A BlogStorm reader emailed me today,
Hello,
I am replying to your post on http://www.blogstorm.co.uk/how-to-scrape-pages-with-coldfusion/
Wanted to see your experience in page scraping, may need your help on a project. HOw much did you do beyond the above Code?
Thanks
That guest post was written over a year ago and I haven't written anything in Coldfusion for quite some time. After responding with this information, he replied with,
Hello Guy,
Thanks for the info. We don't need something fast and efficient, since Bash or perl is faster probably. Just something I can maintain. Do you have a script that can extract the WHois info?
Thanks
So I put together a little sh/bash script that will read a list of domain names from a text file, whois each domain, and insert the results into a MySQL table. Basically a MySQL insert from bash.

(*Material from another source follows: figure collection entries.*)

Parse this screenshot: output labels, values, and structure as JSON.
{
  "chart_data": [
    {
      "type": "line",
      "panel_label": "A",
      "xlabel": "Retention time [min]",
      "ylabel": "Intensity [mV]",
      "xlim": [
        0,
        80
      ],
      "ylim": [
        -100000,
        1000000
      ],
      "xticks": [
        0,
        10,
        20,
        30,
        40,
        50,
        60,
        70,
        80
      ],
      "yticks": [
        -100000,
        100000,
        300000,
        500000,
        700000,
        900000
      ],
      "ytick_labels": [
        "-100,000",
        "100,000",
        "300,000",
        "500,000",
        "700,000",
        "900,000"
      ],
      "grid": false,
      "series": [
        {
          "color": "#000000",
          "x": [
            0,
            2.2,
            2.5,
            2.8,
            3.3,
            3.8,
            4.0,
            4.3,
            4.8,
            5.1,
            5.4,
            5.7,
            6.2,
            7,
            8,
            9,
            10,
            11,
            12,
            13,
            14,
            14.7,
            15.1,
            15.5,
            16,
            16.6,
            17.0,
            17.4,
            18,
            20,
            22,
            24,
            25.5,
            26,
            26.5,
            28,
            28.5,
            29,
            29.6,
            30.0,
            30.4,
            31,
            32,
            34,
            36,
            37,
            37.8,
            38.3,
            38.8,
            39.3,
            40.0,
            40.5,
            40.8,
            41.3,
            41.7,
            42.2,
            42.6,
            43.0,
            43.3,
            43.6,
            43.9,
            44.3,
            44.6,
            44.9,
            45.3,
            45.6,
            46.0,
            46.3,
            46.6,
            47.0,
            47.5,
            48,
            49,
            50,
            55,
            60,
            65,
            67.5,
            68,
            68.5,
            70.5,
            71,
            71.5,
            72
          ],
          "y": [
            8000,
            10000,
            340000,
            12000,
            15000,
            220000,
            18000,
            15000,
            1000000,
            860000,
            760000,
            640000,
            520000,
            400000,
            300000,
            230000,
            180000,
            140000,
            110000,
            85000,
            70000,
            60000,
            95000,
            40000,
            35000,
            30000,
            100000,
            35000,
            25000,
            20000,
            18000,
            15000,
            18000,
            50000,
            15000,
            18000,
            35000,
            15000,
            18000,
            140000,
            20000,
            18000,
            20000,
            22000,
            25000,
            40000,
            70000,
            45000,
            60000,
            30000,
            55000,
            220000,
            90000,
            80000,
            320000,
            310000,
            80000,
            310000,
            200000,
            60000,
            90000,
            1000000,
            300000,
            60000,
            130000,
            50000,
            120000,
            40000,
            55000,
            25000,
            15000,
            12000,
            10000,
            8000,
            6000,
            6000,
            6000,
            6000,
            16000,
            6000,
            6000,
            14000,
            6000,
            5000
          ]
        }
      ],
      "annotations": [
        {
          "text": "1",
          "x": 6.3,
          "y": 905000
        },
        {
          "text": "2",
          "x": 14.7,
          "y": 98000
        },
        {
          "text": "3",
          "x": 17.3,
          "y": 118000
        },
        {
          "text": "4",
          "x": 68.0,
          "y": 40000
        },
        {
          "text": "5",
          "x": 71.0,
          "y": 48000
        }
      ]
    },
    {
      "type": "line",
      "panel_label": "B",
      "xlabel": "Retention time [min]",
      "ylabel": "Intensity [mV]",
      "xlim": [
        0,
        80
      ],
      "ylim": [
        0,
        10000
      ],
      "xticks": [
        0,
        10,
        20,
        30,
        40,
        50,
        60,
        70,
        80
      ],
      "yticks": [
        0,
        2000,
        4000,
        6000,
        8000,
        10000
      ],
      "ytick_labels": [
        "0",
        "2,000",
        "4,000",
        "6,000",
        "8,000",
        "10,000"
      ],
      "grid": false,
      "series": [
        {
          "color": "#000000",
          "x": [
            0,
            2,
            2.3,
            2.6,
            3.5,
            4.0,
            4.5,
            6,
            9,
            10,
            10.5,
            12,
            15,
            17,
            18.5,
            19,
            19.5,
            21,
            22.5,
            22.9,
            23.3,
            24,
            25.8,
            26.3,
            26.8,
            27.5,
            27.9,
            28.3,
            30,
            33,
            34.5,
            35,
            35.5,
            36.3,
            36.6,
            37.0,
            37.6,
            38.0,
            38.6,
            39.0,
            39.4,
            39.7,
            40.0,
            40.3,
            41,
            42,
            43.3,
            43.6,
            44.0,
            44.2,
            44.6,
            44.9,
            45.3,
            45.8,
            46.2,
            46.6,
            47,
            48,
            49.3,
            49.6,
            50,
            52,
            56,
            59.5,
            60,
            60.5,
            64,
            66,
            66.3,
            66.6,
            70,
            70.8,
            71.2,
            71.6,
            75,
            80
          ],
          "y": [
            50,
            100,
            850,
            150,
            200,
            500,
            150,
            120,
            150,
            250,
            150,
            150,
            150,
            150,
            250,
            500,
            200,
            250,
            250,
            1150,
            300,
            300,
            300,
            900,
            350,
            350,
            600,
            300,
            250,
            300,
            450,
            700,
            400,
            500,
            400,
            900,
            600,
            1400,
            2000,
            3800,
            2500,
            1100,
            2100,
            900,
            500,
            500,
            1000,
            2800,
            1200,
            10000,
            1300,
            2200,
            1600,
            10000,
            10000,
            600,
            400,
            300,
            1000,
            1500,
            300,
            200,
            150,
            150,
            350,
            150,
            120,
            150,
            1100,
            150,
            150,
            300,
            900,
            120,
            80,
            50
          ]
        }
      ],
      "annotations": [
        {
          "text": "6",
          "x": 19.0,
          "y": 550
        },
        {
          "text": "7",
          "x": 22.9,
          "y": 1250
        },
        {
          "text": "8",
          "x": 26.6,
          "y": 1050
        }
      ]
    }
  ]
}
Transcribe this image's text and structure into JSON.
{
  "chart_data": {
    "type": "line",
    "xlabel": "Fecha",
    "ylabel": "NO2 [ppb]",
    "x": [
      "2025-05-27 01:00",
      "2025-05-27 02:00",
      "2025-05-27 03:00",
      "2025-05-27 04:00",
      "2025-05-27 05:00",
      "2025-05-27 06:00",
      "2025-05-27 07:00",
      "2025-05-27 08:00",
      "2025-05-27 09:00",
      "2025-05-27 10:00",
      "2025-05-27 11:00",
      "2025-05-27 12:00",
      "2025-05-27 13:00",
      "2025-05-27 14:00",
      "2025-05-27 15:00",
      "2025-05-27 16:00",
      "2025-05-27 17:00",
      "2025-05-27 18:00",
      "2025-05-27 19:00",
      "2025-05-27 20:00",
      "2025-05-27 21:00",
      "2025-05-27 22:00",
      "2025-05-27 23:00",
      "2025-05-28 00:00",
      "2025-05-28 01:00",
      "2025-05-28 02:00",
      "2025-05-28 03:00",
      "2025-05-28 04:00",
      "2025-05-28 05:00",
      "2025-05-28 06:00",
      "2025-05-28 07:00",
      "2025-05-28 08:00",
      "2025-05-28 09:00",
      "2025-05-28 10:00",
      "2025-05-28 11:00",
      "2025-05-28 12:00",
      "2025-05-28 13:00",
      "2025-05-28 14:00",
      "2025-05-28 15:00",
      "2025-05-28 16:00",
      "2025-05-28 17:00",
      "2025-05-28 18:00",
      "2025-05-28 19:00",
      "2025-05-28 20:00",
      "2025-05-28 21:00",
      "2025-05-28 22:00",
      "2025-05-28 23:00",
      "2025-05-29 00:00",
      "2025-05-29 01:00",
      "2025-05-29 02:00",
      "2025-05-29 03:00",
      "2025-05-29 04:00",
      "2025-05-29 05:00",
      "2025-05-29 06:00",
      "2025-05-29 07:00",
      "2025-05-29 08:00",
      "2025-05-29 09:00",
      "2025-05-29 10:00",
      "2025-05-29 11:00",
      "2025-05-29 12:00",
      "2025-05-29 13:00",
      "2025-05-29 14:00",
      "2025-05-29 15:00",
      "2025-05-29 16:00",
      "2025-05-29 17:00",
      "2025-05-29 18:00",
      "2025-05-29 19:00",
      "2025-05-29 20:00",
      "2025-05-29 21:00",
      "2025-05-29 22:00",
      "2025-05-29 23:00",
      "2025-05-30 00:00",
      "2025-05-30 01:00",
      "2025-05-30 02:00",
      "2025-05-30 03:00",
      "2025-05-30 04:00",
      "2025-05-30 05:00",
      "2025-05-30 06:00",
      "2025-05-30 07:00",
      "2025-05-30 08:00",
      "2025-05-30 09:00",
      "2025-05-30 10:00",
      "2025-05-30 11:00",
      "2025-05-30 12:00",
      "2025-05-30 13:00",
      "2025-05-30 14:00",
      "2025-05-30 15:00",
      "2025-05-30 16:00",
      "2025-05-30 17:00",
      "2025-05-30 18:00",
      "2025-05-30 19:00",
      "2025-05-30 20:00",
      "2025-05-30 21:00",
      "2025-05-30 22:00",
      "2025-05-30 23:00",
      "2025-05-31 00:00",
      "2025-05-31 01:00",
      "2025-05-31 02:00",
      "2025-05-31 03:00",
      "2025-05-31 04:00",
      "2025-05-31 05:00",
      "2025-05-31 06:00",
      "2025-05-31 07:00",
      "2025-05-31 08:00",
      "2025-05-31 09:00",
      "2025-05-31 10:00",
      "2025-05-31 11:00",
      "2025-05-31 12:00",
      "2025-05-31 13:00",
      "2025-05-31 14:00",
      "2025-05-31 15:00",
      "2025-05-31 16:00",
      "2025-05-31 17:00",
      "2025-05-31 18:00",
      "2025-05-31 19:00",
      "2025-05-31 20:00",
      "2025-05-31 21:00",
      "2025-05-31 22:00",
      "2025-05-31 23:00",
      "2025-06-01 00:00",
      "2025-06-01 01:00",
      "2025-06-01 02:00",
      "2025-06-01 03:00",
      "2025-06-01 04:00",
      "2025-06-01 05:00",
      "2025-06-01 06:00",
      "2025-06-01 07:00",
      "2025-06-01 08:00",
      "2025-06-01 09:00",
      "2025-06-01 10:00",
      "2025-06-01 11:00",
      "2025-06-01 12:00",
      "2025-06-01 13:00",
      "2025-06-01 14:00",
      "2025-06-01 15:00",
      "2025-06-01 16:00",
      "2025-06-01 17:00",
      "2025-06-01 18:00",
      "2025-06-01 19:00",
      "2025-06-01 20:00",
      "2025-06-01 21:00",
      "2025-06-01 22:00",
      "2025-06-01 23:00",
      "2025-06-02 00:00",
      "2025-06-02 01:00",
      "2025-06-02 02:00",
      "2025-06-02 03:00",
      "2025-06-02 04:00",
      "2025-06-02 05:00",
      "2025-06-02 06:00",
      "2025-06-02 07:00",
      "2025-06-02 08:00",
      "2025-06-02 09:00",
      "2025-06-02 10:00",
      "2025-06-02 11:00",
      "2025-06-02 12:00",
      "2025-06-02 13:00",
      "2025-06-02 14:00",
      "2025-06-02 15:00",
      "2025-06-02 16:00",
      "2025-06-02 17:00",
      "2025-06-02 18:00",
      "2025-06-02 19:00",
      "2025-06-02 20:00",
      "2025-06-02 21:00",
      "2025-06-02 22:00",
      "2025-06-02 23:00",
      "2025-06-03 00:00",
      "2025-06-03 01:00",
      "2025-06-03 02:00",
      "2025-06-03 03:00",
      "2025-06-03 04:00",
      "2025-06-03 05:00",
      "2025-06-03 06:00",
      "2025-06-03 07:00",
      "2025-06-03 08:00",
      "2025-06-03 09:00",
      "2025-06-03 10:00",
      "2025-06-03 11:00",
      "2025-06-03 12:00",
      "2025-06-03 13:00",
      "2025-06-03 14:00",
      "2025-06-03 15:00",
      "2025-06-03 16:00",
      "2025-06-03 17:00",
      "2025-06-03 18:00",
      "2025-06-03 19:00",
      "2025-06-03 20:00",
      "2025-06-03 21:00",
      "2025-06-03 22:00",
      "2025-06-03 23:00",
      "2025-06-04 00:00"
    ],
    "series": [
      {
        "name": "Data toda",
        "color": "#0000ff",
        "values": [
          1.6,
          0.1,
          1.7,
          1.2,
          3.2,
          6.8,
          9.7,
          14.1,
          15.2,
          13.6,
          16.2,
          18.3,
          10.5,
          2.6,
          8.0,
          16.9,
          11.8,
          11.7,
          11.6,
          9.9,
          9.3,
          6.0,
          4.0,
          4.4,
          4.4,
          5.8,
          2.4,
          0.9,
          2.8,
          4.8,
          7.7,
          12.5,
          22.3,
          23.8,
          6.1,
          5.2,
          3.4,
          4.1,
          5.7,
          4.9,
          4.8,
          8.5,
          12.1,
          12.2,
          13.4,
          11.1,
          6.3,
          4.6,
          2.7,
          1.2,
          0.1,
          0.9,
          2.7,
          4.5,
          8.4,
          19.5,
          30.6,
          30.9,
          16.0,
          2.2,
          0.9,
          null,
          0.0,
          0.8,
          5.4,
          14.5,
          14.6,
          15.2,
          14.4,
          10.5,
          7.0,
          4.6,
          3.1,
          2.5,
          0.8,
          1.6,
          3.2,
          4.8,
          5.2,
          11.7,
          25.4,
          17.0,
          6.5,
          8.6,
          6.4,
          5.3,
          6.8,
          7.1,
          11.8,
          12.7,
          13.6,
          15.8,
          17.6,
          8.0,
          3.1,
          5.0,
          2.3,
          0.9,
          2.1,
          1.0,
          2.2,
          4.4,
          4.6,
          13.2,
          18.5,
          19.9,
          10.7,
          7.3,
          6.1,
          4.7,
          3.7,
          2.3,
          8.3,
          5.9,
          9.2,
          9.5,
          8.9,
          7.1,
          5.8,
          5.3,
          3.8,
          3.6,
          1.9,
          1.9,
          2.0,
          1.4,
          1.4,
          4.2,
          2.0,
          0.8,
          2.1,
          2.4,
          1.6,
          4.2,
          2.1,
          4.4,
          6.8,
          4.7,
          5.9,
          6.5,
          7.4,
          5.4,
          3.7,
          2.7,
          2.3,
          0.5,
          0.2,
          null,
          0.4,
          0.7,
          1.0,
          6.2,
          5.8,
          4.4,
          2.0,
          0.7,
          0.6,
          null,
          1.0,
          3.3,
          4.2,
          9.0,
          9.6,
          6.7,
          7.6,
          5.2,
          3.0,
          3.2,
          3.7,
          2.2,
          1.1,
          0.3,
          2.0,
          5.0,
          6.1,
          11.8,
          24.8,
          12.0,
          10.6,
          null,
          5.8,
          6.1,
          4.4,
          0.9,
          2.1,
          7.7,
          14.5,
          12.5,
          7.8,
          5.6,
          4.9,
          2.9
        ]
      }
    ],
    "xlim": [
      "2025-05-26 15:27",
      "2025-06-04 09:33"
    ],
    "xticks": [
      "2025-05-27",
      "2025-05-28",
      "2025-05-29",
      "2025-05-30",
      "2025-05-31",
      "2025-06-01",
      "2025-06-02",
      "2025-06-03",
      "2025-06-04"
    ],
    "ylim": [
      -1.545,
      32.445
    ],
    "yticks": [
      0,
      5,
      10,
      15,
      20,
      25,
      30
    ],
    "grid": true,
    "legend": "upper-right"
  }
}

Here's the finished (tested/working) script:
#!/bin/sh
WHOISME="/tmp/list-of-domains-to-whois.tmp"
# mysql username
SQLUSER="root"
# mysql password
SQLPASS="h0h0h0"
# mysql server hostname/IP
SQLHOST="mysql-server.localdomain"
# prints date in YYYY-MM-DD format
SQLDATE=$(date +%F)
# database to use (created with: mysql> create database db_whois;)
SQLDB="db_whois"
# table inside the database to use
# created with: mysql> CREATE TABLE tbl_scraped(id INT NOT NULL AUTO_INCREMENT,PRIMARY KEY(id),domain VARCHAR(50),whois_data TEXT,date DATE);
SQLTBL="tbl_scraped"
# mysql> describe tbl_scraped;
# +------------+-------------+------+-----+---------+----------------+
# | Field | Type | Null | Key | Default | Extra |
# +------------+-------------+------+-----+---------+----------------+
# | id | int(11) | NO | PRI | NULL | auto_increment |
# | domain | varchar(50) | YES | | NULL | |
# | whois_data | text | YES | | NULL | |
# | date | date | YES | | NULL | |
# +------------+-------------+------+-----+---------+----------------+
# 4 rows in set (0.00 sec)
# the magic
cat $WHOISME |while true
do read LINE || break
WHOISD=$(whois $LINE |sed "s/'/\\\'/")
echo "INSERT INTO $SQLTBL VALUES (NULL,'$LINE','${WHOISD}','${SQLDATE}');"\
|mysql -u$SQLUSER -p$SQLPASS -h$SQLHOST $SQLDB
done; echo "Job Done - Exiting..."
exit 0
Enjoy...
Word Count: 350